To help maximize my chances of tender curds, I’d use the test kitchen’s recipe for Perfect Scrambled Eggs.

You can bulk up scrambled eggs with any mix of vegetables, but one of my favorites is the pepper and tomato sauté called pipérade, a preparation that originated in the Basque region of northern Spain and southern France. Pipérade delivers richness, acidity, and tempered heat from a combination of sweet or mildly spicy fresh peppers, tomatoes, olive oil, garlic, and onion; fragrant spices, such as paprika; and a subtly spicy, fruity dried pepper called piment d’Espelette that is widely grown in the area. If you’ve scrambled eggs with vegetables, you know the challenges: how to incorporate watery produce without leaving the eggs in a puddle of liquid and how to prevent the eggs from cooking up as stringy bits rather than pillowy curds.

To help maximize my chances of tender curds, I’d use the test kitchen’s recipe for Perfect Scrambled Eggs. Its combination of high and low heat (the initial blast causes the eggs to puff up, while a slow finish keeps them soft and moist), a generous amount of fat (we use half-and-half), and a gentle folding technique produces rich, tender results.
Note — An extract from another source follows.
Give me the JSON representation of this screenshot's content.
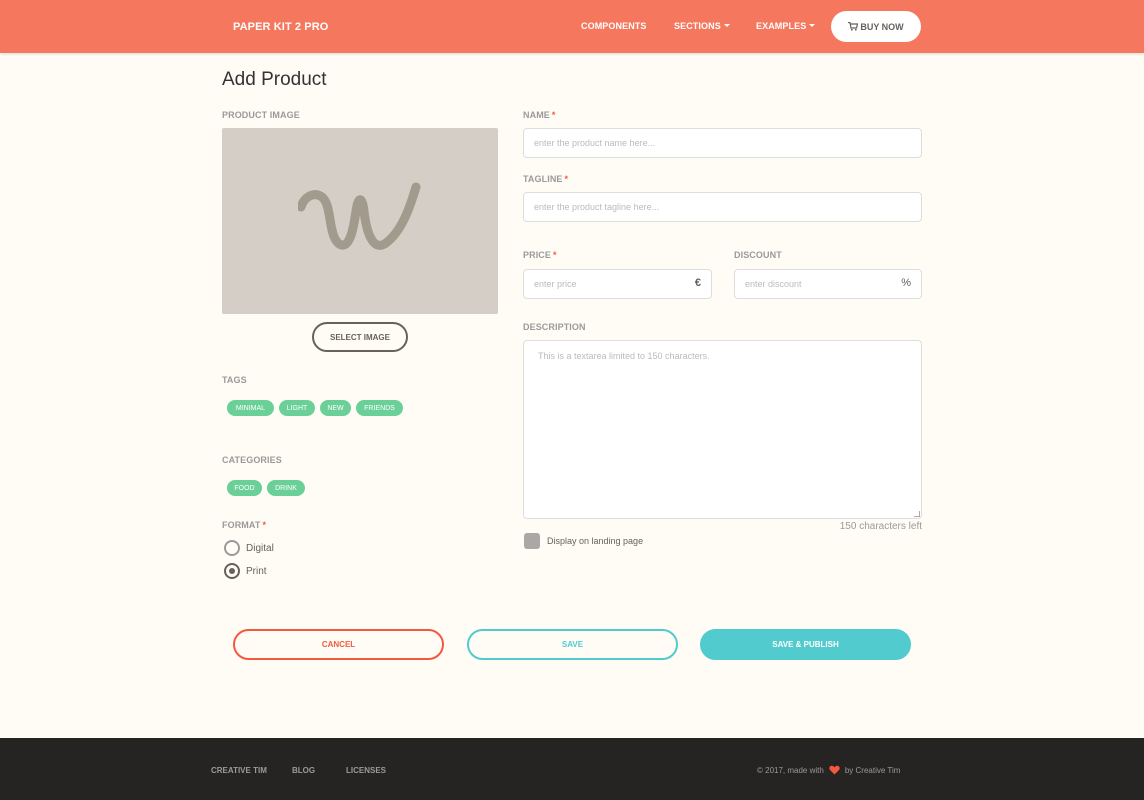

Most pipérade recipes call for precooking the vegetables to evaporate excess liquid. I started by sautéing the aromatics—chopped onion, a bay leaf, a few cloves of minced garlic, paprika, and red pepper flakes, which contributed at least some of the fruitiness of hard-to-find piment d’Espelette—in olive oil and then added red and green bell pepper strips and some salt. I covered the pan and let the mixture cook for about 10 minutes to soften the peppers. I stirred in a few coarsely chopped fresh tomatoes and cooked the mixture uncovered for another 10 minutes or so to concentrate the flavors and evaporate the tomato liquid. Out came the bay leaf, and in went a couple of tablespoons of minced fresh parsley. The mixture was nicely thickened, and it tasted rich, if a bit flat, so I added a last-minute splash of sherry vinegar. What didn’t go over well were the bits of chewy tomato skin, so I made subsequent batches with a can of whole peeled tomatoes (drained of most of their excess liquid). I also tried swapping the green bell peppers for mild Cubanelle peppers, which tasters preferred for their less vegetal taste.
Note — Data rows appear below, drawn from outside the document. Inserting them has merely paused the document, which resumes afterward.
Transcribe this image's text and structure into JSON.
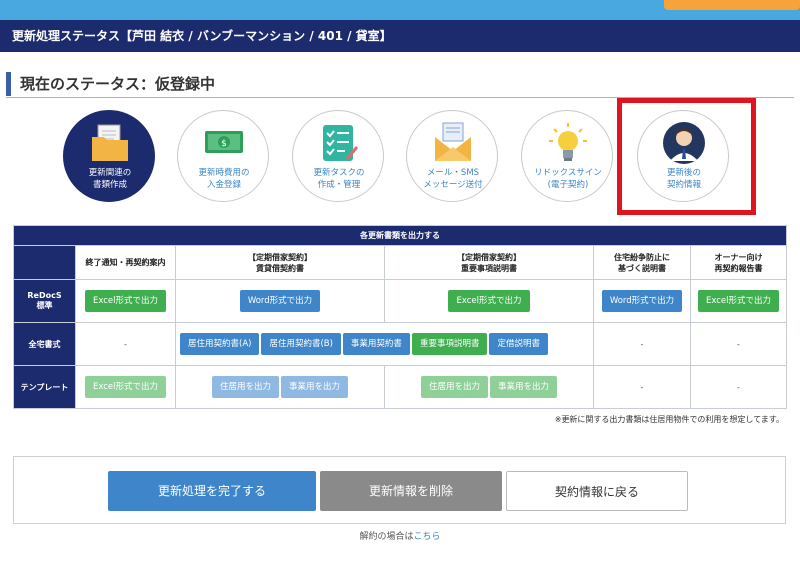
{
  "page_title": "更新処理ステータス【芦田 結衣 / バンブーマンション / 401 / 貸室】",
  "status_heading": "現在のステータス：仮登録中",
  "steps": [
    {
      "label_line1": "更新関連の",
      "label_line2": "書類作成",
      "icon": "document-folder-icon",
      "active": true
    },
    {
      "label_line1": "更新時費用の",
      "label_line2": "入金登録",
      "icon": "money-icon",
      "active": false
    },
    {
      "label_line1": "更新タスクの",
      "label_line2": "作成・管理",
      "icon": "checklist-icon",
      "active": false
    },
    {
      "label_line1": "メール・SMS",
      "label_line2": "メッセージ送付",
      "icon": "mail-icon",
      "active": false
    },
    {
      "label_line1": "リドックスサイン",
      "label_line2": "(電子契約)",
      "icon": "lightbulb-icon",
      "active": false
    },
    {
      "label_line1": "更新後の",
      "label_line2": "契約情報",
      "icon": "person-icon",
      "active": false
    }
  ],
  "table": {
    "title": "各更新書類を出力する",
    "col_headers": [
      {
        "line1": "終了通知・再契約案内",
        "line2": ""
      },
      {
        "line1": "【定期借家契約】",
        "line2": "賃貸借契約書"
      },
      {
        "line1": "【定期借家契約】",
        "line2": "重要事項説明書"
      },
      {
        "line1": "住宅紛争防止に",
        "line2": "基づく説明書"
      },
      {
        "line1": "オーナー向け",
        "line2": "再契約報告書"
      }
    ],
    "rows": [
      {
        "header_line1": "ReDocS",
        "header_line2": "標準",
        "c1": "Excel形式で出力",
        "c2": "Word形式で出力",
        "c3": "Excel形式で出力",
        "c4": "Word形式で出力",
        "c5": "Excel形式で出力"
      },
      {
        "header": "全宅書式",
        "c1": "-",
        "c2a": "居住用契約書(A)",
        "c2b": "居住用契約書(B)",
        "c2c": "事業用契約書",
        "c3a": "重要事項説明書",
        "c3b": "定借説明書",
        "c4": "-",
        "c5": "-"
      },
      {
        "header": "テンプレート",
        "c1": "Excel形式で出力",
        "c2a": "住居用を出力",
        "c2b": "事業用を出力",
        "c3a": "住居用を出力",
        "c3b": "事業用を出力",
        "c4": "-",
        "c5": "-"
      }
    ]
  },
  "note": "※更新に関する出力書類は住居用物件での利用を想定してます。",
  "actions": {
    "complete": "更新処理を完了する",
    "delete": "更新情報を削除",
    "back": "契約情報に戻る"
  },
  "footer": {
    "prefix": "解約の場合は",
    "link": "こちら"
  },
  "colors": {
    "navy": "#1c2a6e",
    "topbar": "#4aa8e0",
    "green": "#3fae4f",
    "blue": "#3e86c9",
    "highlight": "#e0141c"
  }
}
For this signature Basque dish, we chose pale green Cubanelle peppers for their sweet and mild flavor and cooked the vegetables separately from the eggs to ensure that the moisture they released didn't interfere with the eggs’ texture.
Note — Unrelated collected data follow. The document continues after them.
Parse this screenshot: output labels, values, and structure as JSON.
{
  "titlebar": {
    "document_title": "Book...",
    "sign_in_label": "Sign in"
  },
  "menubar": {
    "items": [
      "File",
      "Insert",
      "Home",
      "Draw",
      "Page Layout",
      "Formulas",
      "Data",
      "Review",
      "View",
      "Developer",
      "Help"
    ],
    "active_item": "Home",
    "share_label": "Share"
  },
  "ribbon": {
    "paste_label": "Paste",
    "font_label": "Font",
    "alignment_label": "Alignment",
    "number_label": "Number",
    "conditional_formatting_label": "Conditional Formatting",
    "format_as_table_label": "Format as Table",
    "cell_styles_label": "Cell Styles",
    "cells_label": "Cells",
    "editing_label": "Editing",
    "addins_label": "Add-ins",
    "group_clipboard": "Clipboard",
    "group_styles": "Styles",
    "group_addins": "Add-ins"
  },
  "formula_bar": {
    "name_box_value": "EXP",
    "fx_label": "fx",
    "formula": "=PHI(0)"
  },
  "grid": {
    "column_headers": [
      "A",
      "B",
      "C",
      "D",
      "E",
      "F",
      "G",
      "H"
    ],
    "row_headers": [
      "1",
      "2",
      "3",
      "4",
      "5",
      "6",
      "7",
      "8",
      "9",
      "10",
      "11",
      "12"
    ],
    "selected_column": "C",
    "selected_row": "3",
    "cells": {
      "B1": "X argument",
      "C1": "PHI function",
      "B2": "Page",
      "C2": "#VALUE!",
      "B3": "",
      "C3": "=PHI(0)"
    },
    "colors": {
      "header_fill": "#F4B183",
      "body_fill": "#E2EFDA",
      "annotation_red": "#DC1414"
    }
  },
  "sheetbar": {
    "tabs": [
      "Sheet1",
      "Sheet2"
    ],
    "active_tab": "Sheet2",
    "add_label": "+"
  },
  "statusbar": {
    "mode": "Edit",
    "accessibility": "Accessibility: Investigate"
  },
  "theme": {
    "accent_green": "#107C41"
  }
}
Where many recipes go wrong is scrambling the eggs directly in the pipérade. The liquid in the produce causes the eggs to cook up stringy and wet rather than creamy and smooth; it also muddies their soft yellow color. I figured I could just push the cooked pipérade to the side of the pan, scramble the eggs, and fold the two components together, but even then some liquid bled into the eggs. So I further separated the two components by removing the pipérade from the skillet and wiping the pan clean before scrambling the eggs. I also swapped the half-and-half for fruity olive oil, which better complemented the dish. To keep up the tidy appearance, I plated the two components side by side rather than folding the cooked eggs into the peppers (though the latter is traditional and a fine option), and I garnished the platter with minced parsley. The finished product was attractive enough for company, quick and easy enough for every day, and incredibly satisfying.

Keys to Success

  • Rich, tender eggs

    A combination of high and then low heat, lots of fat, and a gentle folding technique produces moist, tender curds. Keeping the pipérade and the eggs separate until they hit the plate prevents the vegetables’ moisture from interfering with the eggs’ fluffy texture.
  • Flavor-packed, concentrated vegetables

    Red bell peppers and pale green Cubanelle peppers offer sweetness and delicate fresh flavor, respectively. By using canned peeled tomatoes (drained of most of their liquid), we avoid chewy tomato skins.